As I have mentioned the FDA and its UK counterpart in several posts, as overseers of new drug applications and approvals, I wanted to share a couple of highlights from today's talk.
This is not all new information (I have talked about the different phases before, for example) but it may be a more detailed explanation or in one case, a correction of past postings.
I will start with the correction. I thought in order to have a new drug approved, the new drug had to treat a condition that was not being treated at all, or treat a condition better than an existing drug, OR treat the condition similarly but with less side effects or less inconvenience. That is NOT true - in the USA. I do think that Europe has a different rule. Dr. Grimes did say that one deterrent for not creating a new drug just to add it to the market is because doctor's don't like to switch patients to new drugs for no reason.
What IS true is that the new drug has to show a benefit. The benefit has to be measurable. This measurement has to be identified in the protocol. The drug company has to say how the effect will be measured and what outcome from the drug is considered success. For example, a new drug will lower cholesterol by at least 3 mg/dL which will be determined by a blood test. Or a drug will reduce depression as measured by the average score a person gets on a test that measures feelings.
The research has to include a risk to benefit analysis and proof that it is safe and effective.
We have talked about phase 1-3 trials before - but I think I left out a stage. Actually I referred to Phase 1 as the non human participant part, but the stage that does not include human subjects is called the Pre Clinical phase.
In the pre clinical stage, the drug is created and tested in the lab with test tubes, petree dishes and animals.
Clinical trials are the ones that include people.
Phase 1 includes healthy volunteers who do not have the condition that the drug is supposed to treat.
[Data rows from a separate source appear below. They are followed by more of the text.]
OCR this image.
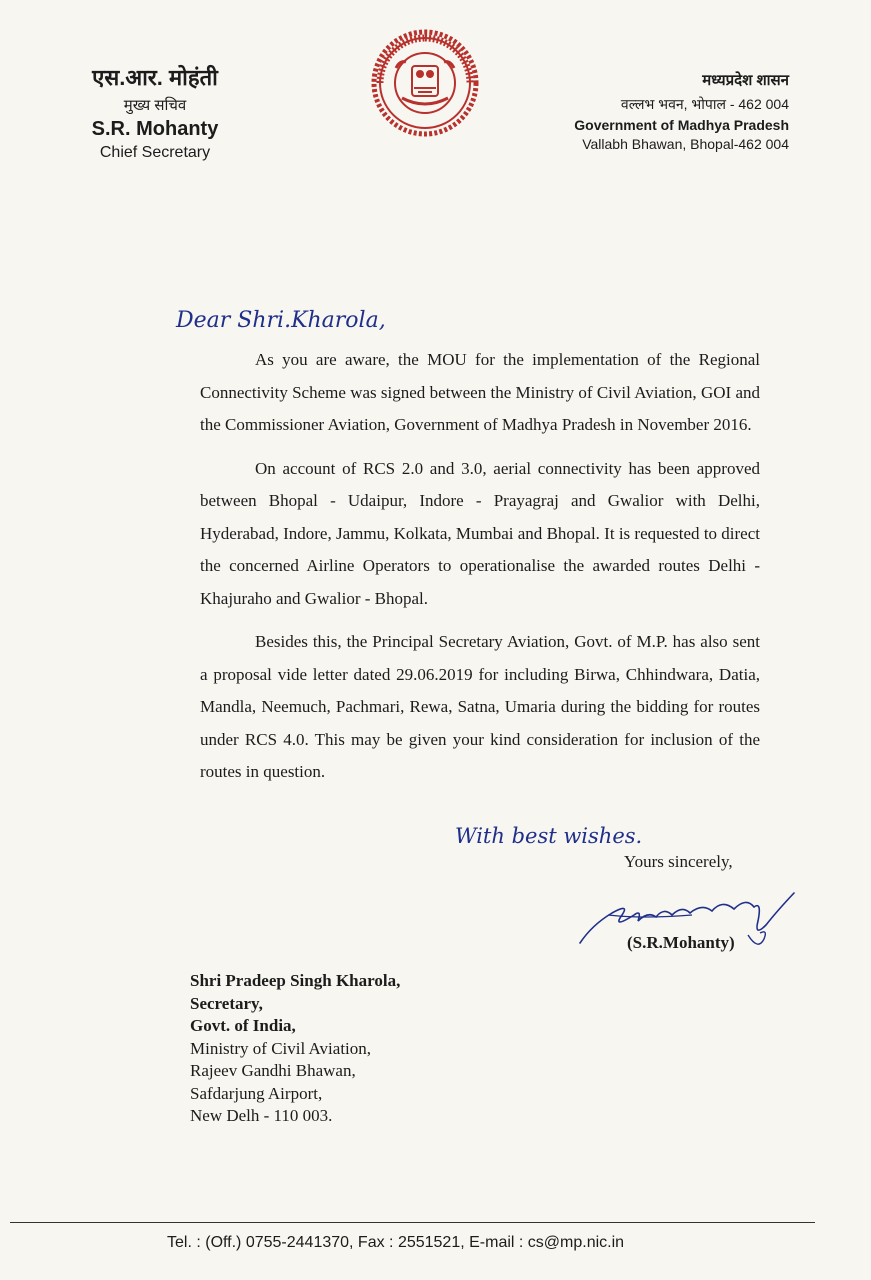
एस.आर. मोहंती
मुख्य सचिव
S.R. Mohanty
Chief Secretary
मध्यप्रदेश शासन
वल्लभ भवन, भोपाल - 462 004
Government of Madhya Pradesh
Vallabh Bhawan, Bhopal-462 004
Dear Shri.Kharola,

As you are aware, the MOU for the implementation of the Regional Connectivity Scheme was signed between the Ministry of Civil Aviation, GOI and the Commissioner Aviation, Government of Madhya Pradesh in November 2016.

On account of RCS 2.0 and 3.0, aerial connectivity has been approved between Bhopal - Udaipur, Indore - Prayagraj and Gwalior with Delhi, Hyderabad, Indore, Jammu, Kolkata, Mumbai and Bhopal. It is requested to direct the concerned Airline Operators to operationalise the awarded routes Delhi - Khajuraho and Gwalior - Bhopal.

Besides this, the Principal Secretary Aviation, Govt. of M.P. has also sent a proposal vide letter dated 29.06.2019 for including Birwa, Chhindwara, Datia, Mandla, Neemuch, Pachmari, Rewa, Satna, Umaria during the bidding for routes under RCS 4.0. This may be given your kind consideration for inclusion of the routes in question.

With best wishes.
Yours sincerely,
(S.R.Mohanty)
Shri Pradeep Singh Kharola,
Secretary,
Govt. of India,
Ministry of Civil Aviation,
Rajeev Gandhi Bhawan,
Safdarjung Airport,
New Delh - 110 003.
Tel. : (Off.) 0755-2441370, Fax : 2551521, E-mail : cs@mp.nic.in
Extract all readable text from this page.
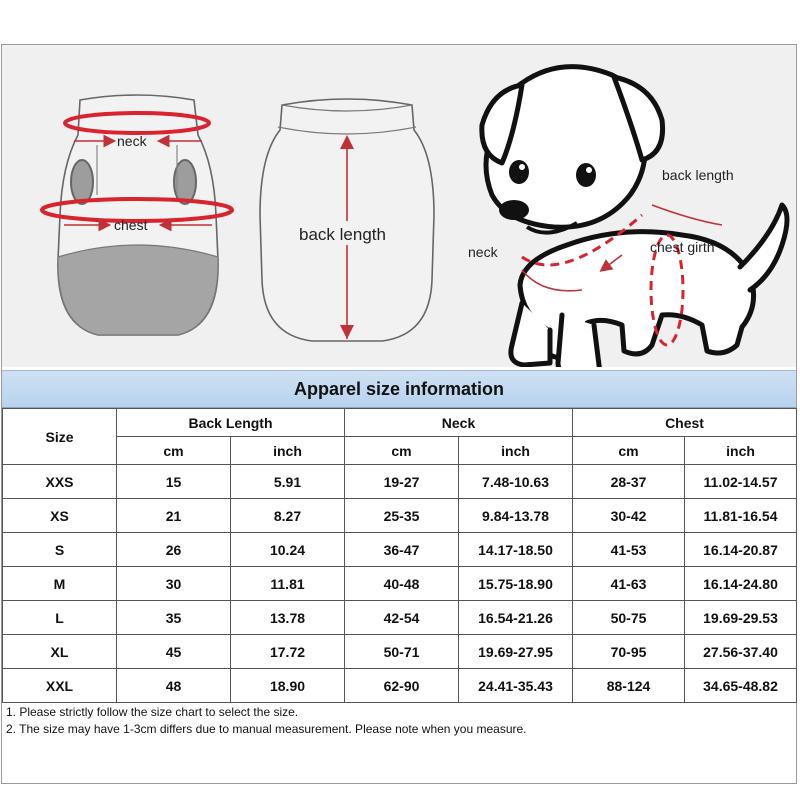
neck
chest	back length
back length
neck	chest girth
Apparel size information
Size	Back Length		Neck		Chest	
	cm	inch	cm	inch	cm	inch
XXS	15	5.91	19-27	7.48-10.63	28-37	11.02-14.57
XS	21	8.27	25-35	9.84-13.78	30-42	11.81-16.54
S	26	10.24	36-47	14.17-18.50	41-53	16.14-20.87
M	30	11.81	40-48	15.75-18.90	41-63	16.14-24.80
L	35	13.78	42-54	16.54-21.26	50-75	19.69-29.53
XL	45	17.72	50-71	19.69-27.95	70-95	27.56-37.40
XXL	48	18.90	62-90	24.41-35.43	88-124	34.65-48.82
1. Please strictly follow the size chart to select the size.
2. The size may have 1-3cm differs due to manual measurement. Please note when you measure.
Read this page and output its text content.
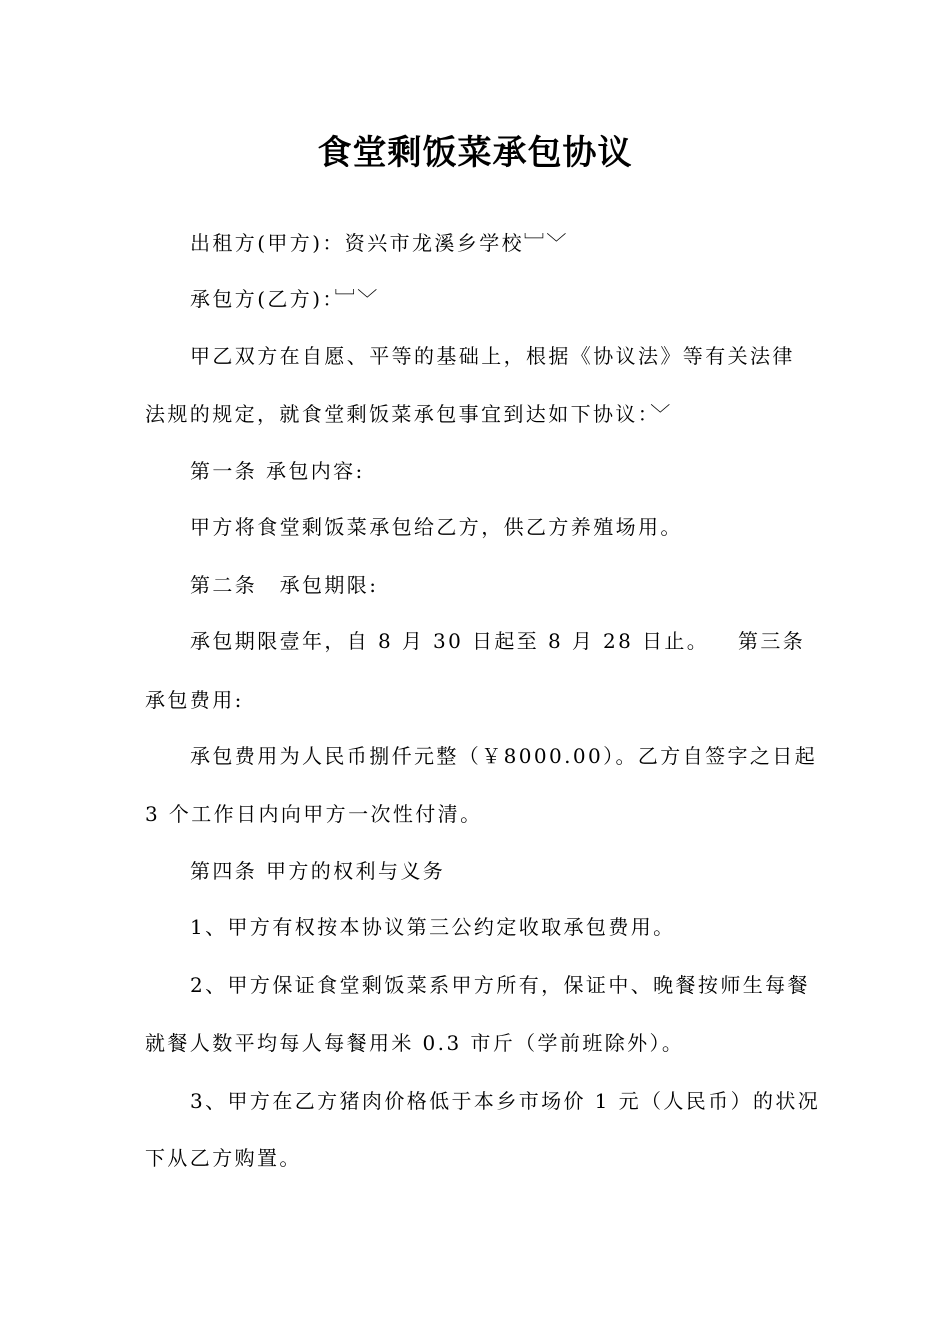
食堂剩饭菜承包协议
出租方(甲方)：资兴市龙溪乡学校﹈﹀
承包方(乙方)：﹈﹀
甲乙双方在自愿、平等的基础上，根据《协议法》等有关法律
法规的规定，就食堂剩饭菜承包事宜到达如下协议：﹀
第一条 承包内容:
甲方将食堂剩饭菜承包给乙方，供乙方养殖场用。
第二条　承包期限:
承包期限壹年，自 8 月 30 日起至 8 月 28 日止。 第三条
承包费用:
承包费用为人民币捌仟元整（￥8000.00）。乙方自签字之日起
3 个工作日内向甲方一次性付清。
第四条 甲方的权利与义务
1、甲方有权按本协议第三公约定收取承包费用。
2、甲方保证食堂剩饭菜系甲方所有，保证中、晚餐按师生每餐
就餐人数平均每人每餐用米 0.3 市斤（学前班除外）。
3、甲方在乙方猪肉价格低于本乡市场价 1 元（人民币）的状况
下从乙方购置。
The scientists just want to know how the drug works in the body and what happens when different doses are tried.
Phase 2 is the main efficacy stage - does it work? Risk is also assessed in this stage, but efficacy is the main concern. The drug is tested in people who have the condition.
Phase 3 is the large full scale trial that is specifically intended to capture the risk profile. As Dr. Grimes said - chemicals always DO something - the drug does things we want it to do and things that we do not want.
Before a drug can be approved, the scientists also have to prove adequate exposure. There have had to have been enough people in the various phases to assess the effect and risk. There is a standard.
- At least 100 people have had to been on the drug for at least a year,
- between 300 and 600 have had to been on it for 6 months, and
- 1500 people have had to have had at least one dose.
The process of testing - pre clinical, phase 1-3 and FDA assessment can take 12-16 years and cost a billion dollars.
New term:
"biocreep" - the term for when less effective drugs get approved - some fault of the system when a drug does not have to be compared to a placebo.
Types of Studies:
A superiority study attempts to prove that the new (investigative) drug is better at treating a condition than a placebo.
A non inferiority study is intended to show that the investigative drug is at least as good as an existing drug (for that condition).